The VCAT-CM is also undergoing development to enable identification and prediction of pre-frail populations who are at risk of frailty. Some of the nine domains used in the complexity algorithm are potentially well suited for predicting frailty. These include poor attachment (missed appointments/cancellations), utilization of clinic drop-ins as opposed to booked appointments (as a marker of instability), medical complexity (number and types of chronic conditions a patient has), service utilization patterns, hospital utilization, social and environmental factors (homelessness or precariously housed), inability to maintain lasting relationships, difficulties with ADLs, disability status, substance use (e.g. Opioid Agonist Treatment) and mental health risks (e.g. behavioral alerts). All these domains, individually or in combination, may potentially be suitable for the prediction of frailty, and are the subject of ongoing investigation.

Conclusions

Measures of biopsychosocial complexity are required to enable operationalization of the fundamental building blocks of primary care.
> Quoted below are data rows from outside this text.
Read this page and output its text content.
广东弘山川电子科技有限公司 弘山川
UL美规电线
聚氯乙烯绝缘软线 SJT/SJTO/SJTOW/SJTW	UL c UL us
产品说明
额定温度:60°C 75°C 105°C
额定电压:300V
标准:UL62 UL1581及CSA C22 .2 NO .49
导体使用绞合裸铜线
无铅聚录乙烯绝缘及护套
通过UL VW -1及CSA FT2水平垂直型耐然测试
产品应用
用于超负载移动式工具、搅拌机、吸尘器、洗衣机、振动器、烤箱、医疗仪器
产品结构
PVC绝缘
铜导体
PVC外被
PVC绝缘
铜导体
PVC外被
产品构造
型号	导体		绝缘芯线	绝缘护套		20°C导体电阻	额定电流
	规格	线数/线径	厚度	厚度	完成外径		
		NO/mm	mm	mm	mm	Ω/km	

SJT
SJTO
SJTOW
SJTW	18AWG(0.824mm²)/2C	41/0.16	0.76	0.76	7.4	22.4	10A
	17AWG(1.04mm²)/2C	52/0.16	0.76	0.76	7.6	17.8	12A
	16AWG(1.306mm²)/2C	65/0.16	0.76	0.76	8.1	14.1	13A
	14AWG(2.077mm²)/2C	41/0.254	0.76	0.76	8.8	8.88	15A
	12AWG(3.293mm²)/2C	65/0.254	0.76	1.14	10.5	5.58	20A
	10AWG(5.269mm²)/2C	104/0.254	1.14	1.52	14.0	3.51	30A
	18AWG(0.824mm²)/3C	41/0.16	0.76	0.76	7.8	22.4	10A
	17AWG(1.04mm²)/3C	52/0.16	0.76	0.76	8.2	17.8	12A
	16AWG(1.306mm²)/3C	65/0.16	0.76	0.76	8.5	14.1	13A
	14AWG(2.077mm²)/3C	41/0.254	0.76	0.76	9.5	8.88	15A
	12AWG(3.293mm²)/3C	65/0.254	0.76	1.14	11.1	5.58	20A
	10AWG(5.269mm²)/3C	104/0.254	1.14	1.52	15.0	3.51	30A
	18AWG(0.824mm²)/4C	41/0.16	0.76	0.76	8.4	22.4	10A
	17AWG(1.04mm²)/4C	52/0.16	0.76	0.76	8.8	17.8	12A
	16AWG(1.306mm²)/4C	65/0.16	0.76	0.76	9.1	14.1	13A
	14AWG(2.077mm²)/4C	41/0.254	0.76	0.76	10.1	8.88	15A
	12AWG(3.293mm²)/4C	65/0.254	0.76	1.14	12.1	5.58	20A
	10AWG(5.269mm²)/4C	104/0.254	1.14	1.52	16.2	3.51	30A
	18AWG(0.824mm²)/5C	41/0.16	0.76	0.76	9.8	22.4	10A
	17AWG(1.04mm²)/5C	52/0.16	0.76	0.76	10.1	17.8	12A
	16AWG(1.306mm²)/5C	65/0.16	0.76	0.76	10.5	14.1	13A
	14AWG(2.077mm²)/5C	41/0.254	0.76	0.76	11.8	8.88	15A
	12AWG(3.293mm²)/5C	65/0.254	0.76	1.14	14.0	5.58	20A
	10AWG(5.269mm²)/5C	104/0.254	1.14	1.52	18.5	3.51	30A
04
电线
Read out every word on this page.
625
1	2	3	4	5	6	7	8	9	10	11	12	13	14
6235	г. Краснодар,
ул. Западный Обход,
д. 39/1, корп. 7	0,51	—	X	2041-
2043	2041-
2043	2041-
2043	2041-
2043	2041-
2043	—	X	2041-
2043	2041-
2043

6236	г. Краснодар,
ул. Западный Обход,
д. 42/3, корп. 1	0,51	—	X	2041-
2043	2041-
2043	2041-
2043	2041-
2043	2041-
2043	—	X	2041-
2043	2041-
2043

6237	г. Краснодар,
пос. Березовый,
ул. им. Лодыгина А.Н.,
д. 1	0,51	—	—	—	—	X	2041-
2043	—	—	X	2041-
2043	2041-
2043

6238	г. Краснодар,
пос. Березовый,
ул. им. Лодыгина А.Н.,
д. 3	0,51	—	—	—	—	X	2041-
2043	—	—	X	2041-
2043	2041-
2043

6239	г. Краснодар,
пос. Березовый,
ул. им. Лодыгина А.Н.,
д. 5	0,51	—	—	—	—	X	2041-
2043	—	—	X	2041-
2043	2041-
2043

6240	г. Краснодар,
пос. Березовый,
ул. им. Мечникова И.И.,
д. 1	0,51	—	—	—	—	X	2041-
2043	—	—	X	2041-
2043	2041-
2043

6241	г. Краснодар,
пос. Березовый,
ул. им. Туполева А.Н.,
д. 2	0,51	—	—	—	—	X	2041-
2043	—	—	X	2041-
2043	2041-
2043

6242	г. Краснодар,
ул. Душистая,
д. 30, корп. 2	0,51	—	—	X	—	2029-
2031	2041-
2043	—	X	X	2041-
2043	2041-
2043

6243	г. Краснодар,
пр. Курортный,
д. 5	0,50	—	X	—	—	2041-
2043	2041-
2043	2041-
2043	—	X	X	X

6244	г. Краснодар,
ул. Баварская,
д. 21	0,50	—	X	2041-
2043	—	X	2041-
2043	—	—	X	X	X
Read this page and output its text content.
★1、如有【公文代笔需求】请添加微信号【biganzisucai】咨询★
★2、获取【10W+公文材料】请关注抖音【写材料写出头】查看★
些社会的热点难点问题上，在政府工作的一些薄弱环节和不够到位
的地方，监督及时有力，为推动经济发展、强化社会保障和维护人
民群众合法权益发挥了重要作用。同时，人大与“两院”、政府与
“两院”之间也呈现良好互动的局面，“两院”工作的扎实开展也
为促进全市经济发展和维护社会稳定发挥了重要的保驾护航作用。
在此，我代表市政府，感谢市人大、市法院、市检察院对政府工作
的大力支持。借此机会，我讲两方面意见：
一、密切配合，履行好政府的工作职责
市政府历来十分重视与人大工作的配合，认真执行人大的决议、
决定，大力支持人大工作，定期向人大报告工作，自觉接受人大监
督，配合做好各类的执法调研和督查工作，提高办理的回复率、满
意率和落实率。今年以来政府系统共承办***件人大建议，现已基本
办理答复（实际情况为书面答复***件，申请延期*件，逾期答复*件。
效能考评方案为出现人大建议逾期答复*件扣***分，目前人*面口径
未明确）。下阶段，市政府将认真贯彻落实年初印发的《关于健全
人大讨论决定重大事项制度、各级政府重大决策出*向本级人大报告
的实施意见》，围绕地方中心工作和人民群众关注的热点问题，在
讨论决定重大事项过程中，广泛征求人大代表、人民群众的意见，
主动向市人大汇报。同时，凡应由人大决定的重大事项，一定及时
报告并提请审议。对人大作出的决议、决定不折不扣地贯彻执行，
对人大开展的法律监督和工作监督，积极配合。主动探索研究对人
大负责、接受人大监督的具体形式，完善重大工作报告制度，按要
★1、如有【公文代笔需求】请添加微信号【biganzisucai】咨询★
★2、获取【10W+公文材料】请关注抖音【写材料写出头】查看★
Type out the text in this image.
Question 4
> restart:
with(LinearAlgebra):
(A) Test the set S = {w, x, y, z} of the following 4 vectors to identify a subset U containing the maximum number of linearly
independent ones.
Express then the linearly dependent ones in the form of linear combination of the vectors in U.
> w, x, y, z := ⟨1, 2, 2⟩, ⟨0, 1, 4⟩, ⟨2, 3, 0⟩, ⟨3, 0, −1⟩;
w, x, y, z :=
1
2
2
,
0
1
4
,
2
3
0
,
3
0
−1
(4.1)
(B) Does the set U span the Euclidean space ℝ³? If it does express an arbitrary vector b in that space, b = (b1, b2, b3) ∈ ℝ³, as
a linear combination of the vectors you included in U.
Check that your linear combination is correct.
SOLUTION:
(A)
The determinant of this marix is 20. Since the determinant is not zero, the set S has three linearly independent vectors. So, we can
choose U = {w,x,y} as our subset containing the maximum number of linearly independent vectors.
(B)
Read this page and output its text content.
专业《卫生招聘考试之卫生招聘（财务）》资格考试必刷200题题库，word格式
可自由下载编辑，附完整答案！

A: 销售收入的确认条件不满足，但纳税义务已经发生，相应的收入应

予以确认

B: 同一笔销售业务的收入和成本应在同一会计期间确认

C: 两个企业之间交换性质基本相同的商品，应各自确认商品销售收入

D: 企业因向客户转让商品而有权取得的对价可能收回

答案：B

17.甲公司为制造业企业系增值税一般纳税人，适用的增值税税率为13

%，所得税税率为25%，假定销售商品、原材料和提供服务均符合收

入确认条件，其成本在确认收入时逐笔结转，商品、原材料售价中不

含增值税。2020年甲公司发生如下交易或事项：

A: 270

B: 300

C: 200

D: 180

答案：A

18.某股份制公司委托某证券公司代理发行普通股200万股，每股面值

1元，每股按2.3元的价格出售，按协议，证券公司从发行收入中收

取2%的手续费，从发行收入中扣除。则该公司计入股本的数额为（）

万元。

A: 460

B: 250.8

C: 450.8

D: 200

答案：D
Initial testing of the VCAT-CM indicates that its outputs have the potential to manifest valid and realistic population and individual level biopsychosocial complexity profiles. The software therefore has implications on the development of key functions related to empanelment, team-based care, population management, performance assessment, quality improvement and funding. The tool’s validity in relation to each of these functions will be gradually and incrementally ascertained within VCH using developmental evaluative approaches. The VCAT-CM potentially fills a significant gap and need in contemporary primary care systems, which to date have been unable to effectively and efficiently leverage existing data to construct person-oriented complexity profiles. These profiles are essential if the domain of primary care is to meaningfully operationalize Starfield’s vision of “balancing health needs, services and technology” (Starfield 1998).